A ceasefire between Israel and Lebanese armed group Hezbollah began at 7.30 am IST on Wednesday (Nov. 27, 2024) appeared to be holding under a deal brokered by the U.S. and France. Following the announcement of the truce, people in both countries started returning to homes in the border area shattered by 14 months of fighting.

The agreement, a rare diplomatic feat in a region racked by conflict, ended the deadliest confrontation between Israel and the Iran-backed militant group in years. But Israel is still fighting its other arch foe, the Palestinian militant group Hamas, in the Gaza Strip.

Lebanon’s Prime Minister Najib Mikati welcomed the ceasefire deal and thanked both the US and France for their efforts.

In the first statement by Hezbollah’s operations centre since the truce was announced, the group made no direct mention of the ceasefire and vowed to continue its resistance.
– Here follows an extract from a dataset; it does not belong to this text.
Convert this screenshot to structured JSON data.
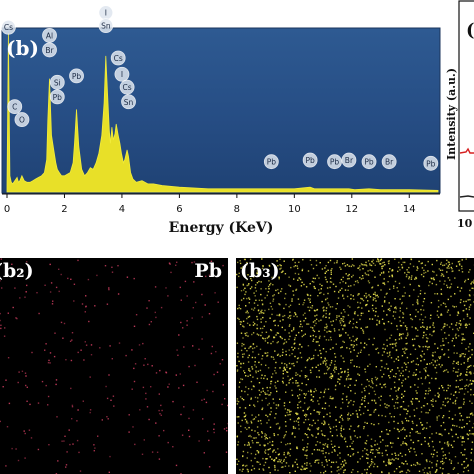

U.N. Secretary-General Antonio Guterres said the ceasefire was “the first ray of hope” in months of Middle East conflict.

timeline visualization

The Blue Line was set by the UN in 2000 after the end of Israel’s occupation of southern Lebanon and now serves as a de facto border between the two countries.

What is UNSC resolution 1701?

The UN Security Council resolution 1701 is the agreement that ended the Israel-Hezbollah war of 2006 and it stipulates that the only armed groups in the area south of Lebanon’s Litani River should be the Lebanese army and UN peacekeeping forces (UN Interim Force in Lebanon – UNIFIL). It also prohibits Israel from encroaching on Lebanese territory by land, sea or air.

Present situation in southern Lebanon

Lebanon’s army, entrusted with ensuring the ceasefire lasts, said it had begun deploying additional troops south of the Litani River into a region heavily bombarded by Israel. The river meets the sea about 30 km (20 miles) north of the Israeli border.

Israel also struck eastern cities and towns and the southern suburbs of Beirut, and Israeli troops pushed around 6 km (4 miles) into Lebanon in ground incursions launched in September. Under the ceasefire terms, Israeli forces can remain in Lebanon for 60 days.

Israel-Lebanon conflict

The ceasefire aims to end a conflict across the Israeli-Lebanese border that has killed at least 3,768 people in Lebanon since it was ignited by the Gaza war last year, according to the Lebanese health ministry.

timeline visualization

Diplomatic efforts will now turn to shattered Gaza, where Israel has vowed to destroy Hamas, which led the Oct. 7, 2023, attacks on Israeli communities. However, there were no hopes of peace returning any time soon to the Palestinian enclave.